Я позволю себе остановиться на одном его увлечении, которое, казалось бы, не связано с работой писателя: он был страстным садоводом, сеял, пикировал, пересаживал, подвязывал, обрезал. Он волнуется, находясь в Ницце, не растопчут ли в саду две лилии. Он умоляет в письмах поливать получше эвкалипты. Когда в Ялте зацвела посаженная им камелия, он послал жене телеграмму. Он выписывал деревья, искал горшки для рассады, холил насаждения. Садоводство не было для него одной из страстишек, какими для многих являются рыбная ловля или охота; он чувствовал в росте куста, дерева то, что сильней всего его волновало — утверждение жизни. Куприн приводил его слова: «Послушайте, при мне же здесь посажено каждое дерево, и, конечно, мне это дорого. Но и не это важно. Ведь здесь же до меня был пустырь и нелепые овраги, все в камнях и в чертополохе… Знаете ли, через триста — четыреста лет вся земля обратится в цветущий сад».

Люди, встречавшиеся с Чеховым, рассказывают, что дети и животные сразу чувствовали к нему доверие. Антон Павлович не только любил детей — он их понимал. Детский мир в его рассказах освещен изнутри. Всегда у Чехова были животные — собаки, мангусты, которых он привез с Цейлона, журавль. Таксы Бром и Хина нам хорошо знакомы по его письмам. В. Л. Дуров мне рассказывал, что он дал Чехову сюжет «Каштанки». Но и здесь можно сказать: сюжет не имел существенного значения. Для того чтобы описать состояние Каштанки, когда умирает гусь, требовалось прежде всего понимание собак, любовь к ним.

Обычно считается, что оптимист не расстается с улыбкой, что у человека, любящего людей, душа нараспашку, что знающий вкус жизни вкусно жует, заразительно смеется, смачно изъясняется и о своем пристрастии к жизни распинается на всех перекрестках. Антон Павлович был сдержан, в его рассказах много описаний человеческих мук, его юмор не шумен, его оптимизм не слеп, и о своей любви к жизни он не распространялся— он любил жизнь без клятв и без проповедей.

Деятельное участие в жизни помогло ему показать не только быт, не только внешний облик эпохи, но и то, что должен увидеть подлинный художник, — душу человека; и, говоря об этом, необходимо остановиться на работе доктора Чехова. Как известно, вначале Антон Павлович считал себя врачом, а в свободное время писал юмористические рассказы.
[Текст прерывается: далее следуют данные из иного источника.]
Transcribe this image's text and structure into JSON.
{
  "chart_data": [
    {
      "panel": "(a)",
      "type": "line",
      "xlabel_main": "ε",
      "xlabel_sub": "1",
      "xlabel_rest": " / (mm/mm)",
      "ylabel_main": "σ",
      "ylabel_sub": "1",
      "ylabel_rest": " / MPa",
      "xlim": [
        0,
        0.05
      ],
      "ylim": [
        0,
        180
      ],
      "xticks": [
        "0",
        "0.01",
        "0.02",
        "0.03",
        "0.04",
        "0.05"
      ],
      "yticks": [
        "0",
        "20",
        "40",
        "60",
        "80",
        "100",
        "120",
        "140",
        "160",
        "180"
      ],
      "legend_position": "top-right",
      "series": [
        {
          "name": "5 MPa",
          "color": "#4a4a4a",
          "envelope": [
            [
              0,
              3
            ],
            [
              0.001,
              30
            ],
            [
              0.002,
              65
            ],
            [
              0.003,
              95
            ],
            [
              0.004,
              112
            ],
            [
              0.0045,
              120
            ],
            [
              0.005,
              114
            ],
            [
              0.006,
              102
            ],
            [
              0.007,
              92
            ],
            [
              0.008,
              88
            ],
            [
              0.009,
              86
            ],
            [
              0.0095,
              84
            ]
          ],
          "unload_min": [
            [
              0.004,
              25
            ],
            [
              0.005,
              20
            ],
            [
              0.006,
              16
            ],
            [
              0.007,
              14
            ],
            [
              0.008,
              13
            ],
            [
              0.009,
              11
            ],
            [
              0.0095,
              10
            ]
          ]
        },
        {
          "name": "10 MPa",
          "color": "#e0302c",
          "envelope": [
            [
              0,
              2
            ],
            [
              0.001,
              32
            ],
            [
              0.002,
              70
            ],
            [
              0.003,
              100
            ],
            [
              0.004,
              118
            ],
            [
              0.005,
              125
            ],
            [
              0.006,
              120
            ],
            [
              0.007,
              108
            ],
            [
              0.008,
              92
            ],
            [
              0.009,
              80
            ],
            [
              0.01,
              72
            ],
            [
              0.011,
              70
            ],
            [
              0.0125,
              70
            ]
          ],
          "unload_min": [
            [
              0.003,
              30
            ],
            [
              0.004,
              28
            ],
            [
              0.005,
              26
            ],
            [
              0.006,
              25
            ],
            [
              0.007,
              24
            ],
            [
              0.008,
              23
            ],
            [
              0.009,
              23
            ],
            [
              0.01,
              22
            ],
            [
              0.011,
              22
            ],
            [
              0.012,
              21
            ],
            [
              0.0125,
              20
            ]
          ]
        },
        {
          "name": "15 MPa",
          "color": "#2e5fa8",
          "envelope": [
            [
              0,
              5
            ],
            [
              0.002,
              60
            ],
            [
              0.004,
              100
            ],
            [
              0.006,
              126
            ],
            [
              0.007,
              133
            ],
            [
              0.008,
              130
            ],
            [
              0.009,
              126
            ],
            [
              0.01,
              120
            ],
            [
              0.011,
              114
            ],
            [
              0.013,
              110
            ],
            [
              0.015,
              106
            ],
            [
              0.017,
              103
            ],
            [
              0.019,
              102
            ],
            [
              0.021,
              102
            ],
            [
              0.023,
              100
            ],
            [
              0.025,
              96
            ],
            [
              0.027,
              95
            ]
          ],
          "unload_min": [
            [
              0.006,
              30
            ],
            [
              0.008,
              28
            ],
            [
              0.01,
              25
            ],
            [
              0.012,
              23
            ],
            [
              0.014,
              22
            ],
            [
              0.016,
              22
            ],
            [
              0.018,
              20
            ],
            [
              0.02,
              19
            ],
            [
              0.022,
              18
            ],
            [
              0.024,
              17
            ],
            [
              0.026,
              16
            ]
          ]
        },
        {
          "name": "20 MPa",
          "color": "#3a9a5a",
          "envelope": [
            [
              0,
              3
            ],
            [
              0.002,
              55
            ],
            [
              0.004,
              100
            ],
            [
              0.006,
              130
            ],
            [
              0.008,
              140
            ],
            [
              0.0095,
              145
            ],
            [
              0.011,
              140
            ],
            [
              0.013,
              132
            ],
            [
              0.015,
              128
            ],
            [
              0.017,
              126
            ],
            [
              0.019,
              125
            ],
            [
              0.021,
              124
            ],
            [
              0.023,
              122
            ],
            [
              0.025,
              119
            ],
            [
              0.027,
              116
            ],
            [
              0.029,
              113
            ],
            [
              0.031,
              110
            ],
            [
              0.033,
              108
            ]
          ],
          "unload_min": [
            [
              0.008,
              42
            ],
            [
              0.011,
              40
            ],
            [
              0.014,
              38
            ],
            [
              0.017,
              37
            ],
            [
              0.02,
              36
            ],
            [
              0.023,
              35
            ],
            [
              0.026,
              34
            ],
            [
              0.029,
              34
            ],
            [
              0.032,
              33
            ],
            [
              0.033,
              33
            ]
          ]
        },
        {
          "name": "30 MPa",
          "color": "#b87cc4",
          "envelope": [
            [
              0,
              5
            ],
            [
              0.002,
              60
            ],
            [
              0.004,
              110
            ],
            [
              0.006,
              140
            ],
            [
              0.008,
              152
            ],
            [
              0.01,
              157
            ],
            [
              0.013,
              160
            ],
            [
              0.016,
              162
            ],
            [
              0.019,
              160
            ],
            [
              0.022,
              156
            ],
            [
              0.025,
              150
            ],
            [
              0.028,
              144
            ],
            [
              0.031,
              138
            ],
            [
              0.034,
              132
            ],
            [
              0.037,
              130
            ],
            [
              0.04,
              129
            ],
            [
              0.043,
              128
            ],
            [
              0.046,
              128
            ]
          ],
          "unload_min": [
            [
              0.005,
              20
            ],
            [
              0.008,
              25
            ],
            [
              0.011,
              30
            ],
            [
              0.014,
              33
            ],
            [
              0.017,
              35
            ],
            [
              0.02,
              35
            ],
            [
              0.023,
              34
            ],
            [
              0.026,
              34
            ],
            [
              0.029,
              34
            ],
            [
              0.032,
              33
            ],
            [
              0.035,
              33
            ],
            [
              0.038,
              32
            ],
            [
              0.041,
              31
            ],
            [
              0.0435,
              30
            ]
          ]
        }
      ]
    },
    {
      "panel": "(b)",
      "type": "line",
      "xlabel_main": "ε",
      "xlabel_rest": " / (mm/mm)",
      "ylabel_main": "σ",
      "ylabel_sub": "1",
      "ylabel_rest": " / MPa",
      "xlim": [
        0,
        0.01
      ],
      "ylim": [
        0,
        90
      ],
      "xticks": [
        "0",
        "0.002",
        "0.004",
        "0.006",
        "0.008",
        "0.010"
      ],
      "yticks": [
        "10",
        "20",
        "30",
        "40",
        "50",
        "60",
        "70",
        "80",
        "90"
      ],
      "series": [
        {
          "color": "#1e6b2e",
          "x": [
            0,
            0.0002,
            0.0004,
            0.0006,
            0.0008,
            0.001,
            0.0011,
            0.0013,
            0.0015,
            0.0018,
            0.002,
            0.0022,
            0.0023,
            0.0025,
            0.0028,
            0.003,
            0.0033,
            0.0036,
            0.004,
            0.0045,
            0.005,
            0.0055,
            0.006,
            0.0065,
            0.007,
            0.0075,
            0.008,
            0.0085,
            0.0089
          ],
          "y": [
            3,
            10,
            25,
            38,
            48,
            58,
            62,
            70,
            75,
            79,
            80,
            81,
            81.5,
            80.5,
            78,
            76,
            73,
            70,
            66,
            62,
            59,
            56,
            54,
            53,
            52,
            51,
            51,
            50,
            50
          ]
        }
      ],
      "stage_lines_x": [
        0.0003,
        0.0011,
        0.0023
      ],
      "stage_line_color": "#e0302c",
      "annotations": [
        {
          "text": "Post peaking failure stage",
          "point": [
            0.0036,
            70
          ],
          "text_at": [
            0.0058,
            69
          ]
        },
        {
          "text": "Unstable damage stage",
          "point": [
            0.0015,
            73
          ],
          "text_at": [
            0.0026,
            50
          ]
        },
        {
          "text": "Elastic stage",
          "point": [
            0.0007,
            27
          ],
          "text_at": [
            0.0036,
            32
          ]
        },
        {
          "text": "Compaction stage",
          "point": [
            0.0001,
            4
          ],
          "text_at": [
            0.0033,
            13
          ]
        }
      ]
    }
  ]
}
Уже будучи известным писателем, он все еще не решался определить свою профессию, говорил, что медицина его законная жена, а литература — любовница.

Некоторые утверждали, что Антон Павлович стал врачом случайно, что медицина его тяготила и он с радостью от нее избавился; такие суждения основывались на жалобах в письмах, на признаниях, что медицина ему опротивела. Но ведь в письмах Антона Павловича еще больше признаний, что ему опротивела литературная работа. Он никогда не был самоуверен, и если в годы больших успехов он все же не считал себя талантливым писателем, то, и возвращаясь с приема больных, он никак не думал, что он — толковый врач.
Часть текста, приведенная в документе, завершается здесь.